SEMARANG  – Gubernur Jawa Tengah H Ganjar Pranowo menilai jumlah penduduk miskin di Jawa Tengah pada Maret 2015 yang mencapai 4,577 juta jiwa atau naik 15,21 ribu jiwa jika dibandingkan dengan penduduk miskin pada September 2014 disebabkan kondisi ekonomi nasional yang lesu, akibat krisis ekonomi global.

 Karenanya, dia berencana mengoreksi Rencana Pembangunan Jangka Menengah Daerah (RPJMD) agar sesuai dengan kondisi perekonomian terkini. "RPJMD-nya harus diubah. Tidak mungkin kalau sampai tahun depan (target kemiskinan) bisa (turun) delapan koma sekian.
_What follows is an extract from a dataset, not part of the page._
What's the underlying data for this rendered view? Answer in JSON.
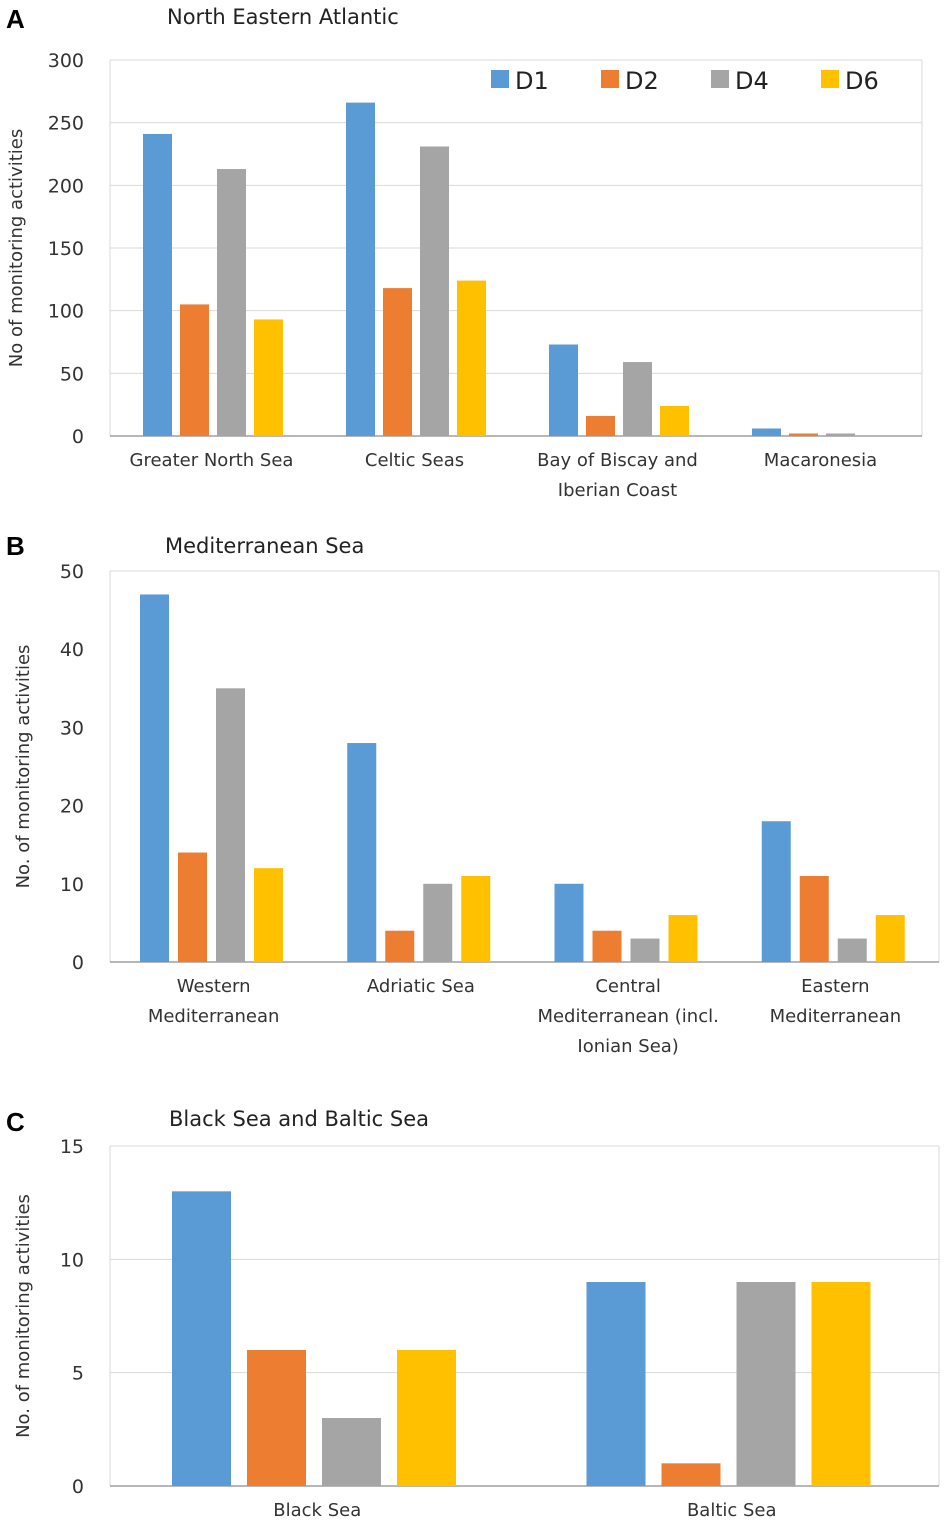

Maka nanti kita koreksi RPJMDnya sehingga kita bisa memasukkan itu," kata Ganjar usai menghadiri Rapat Paripurna DPRD Jawa Tengah dengan agenda pembacaan Laporan Banggar dan pemandangan umum fraksi DPRD Jawa Tengah atas Rancangan Peraturan Daerah (Raperda) tentang APBD Provinsi Jawa Tengah TA 2016, Kamis (12/11/2015).

Selain kondisi ekonomi yang mengalami krisis, tidak terpenuhinya target penurunan kemiskinan juga akibat dari terbitnya Undang-Undang (UU) Nomor 23 tahun 2014 tentang Pemerintah Daerah.

Dalam UU tersebut pencairan dana hibah pemerintah ke penerima terhalang perihal pemenuhan badan hukum. Sehingga, dana Rp 37 miliar yang seharusnya untuk rehabilitasi Rumah Tak Layak Huni (RTLH) tidak bisa dicairkan.

Padahal di Jawa Tengah masih ada sekitar dua juta unit RTLH di 35 kabupaten/kota yang membutuhkan pembenahan pemerintah dengan segera. "Kemarin kita mengambil Rp 37 miliar untuk penanganan kemiskinan, karena hibah tidak bisa diberikan untuk RTLH. Ini menghambat," ujarnya.

Karena ada kendala-kendala tersebut, Ganjar mengusulkan agar DPRD Jawa Tengah memberikan tambahan dana tidak terduga kepada pemerintah Provinsi Jawa Tengah yang nantinya dapat digunakan untuk penanganan bencana dan pengentasan kemiskinan dengan segera.

"Saya minta tambahan, coba dana tak terduga saya Rp 30 miliar bisa nggak ditambahi Rp 100 miliar. Itu nanti begitu terjadi bencana saya cepat banget, juga kalau ada mereka yang rentan miskin atau terjadi masalah sosial saya juga turunnya cepat," tuturnya.

Selain meminta tambahan dana tak terduga, orang nomor satu di Jawa Tengah tersebut juga meminta DPRD memberikan dana cadangan untuk dapat membeli hasil pertanian masyarakat. Sehingga, Nilai Tukar Petani (NTP) dapat terus meningkat.

"Tiap panen padi pasti jatuh tho harganya. Kenapa kita tidak intervensi? Kalau nasional ada Bulog, Bulog diberikan PSO (Public Service Obligation) sama pemerintah dari APBN, kenapa kita tidak membuat seperti itu di daerah, kalau itu bisa, bisa menanggulangi," tandasnya.

Terkait prioritas pembangunan yang masih terfokus di infrastruktur, Ganjar menilai infrastruktur juga merupakan cara yang lebih sistematis dalam mengentaskan kemiskinan. Sebab, infrastruktur memberi multiplier effect yang dapat meningkatkan perekonomian rakyat, lantaran mudahnya akses arus dan volume mobilitas barang serta orang.

"Ini (infrastruktur) nanti efeknya kesana (kemiskinan). Umpama irigasi dan embung, tapi embung saya dipotong sama teman-teman dewan anggarannya. Maka saya mau kembalikan lagi," terangnya.

Sementara itu Badan Anggaran (Banggar) DPRD Jawa Tengah berpendapat, untuk mengoptimalkan penurunan angka kemiskinan di Jawa Tengah, pemerintah harus melakukan pendataan berdasarkan by name by address agar data kemiskinan yang ada menjadi jelas dan terukur.

Selama ini Banggar menilai data kemiskinan tidak valid karena adanya perbedaan tolak ukur kemiskinan yang dikeluarkan oleh BPS, BPJS Ketenagakerjaan dan BPJS Kesehatan.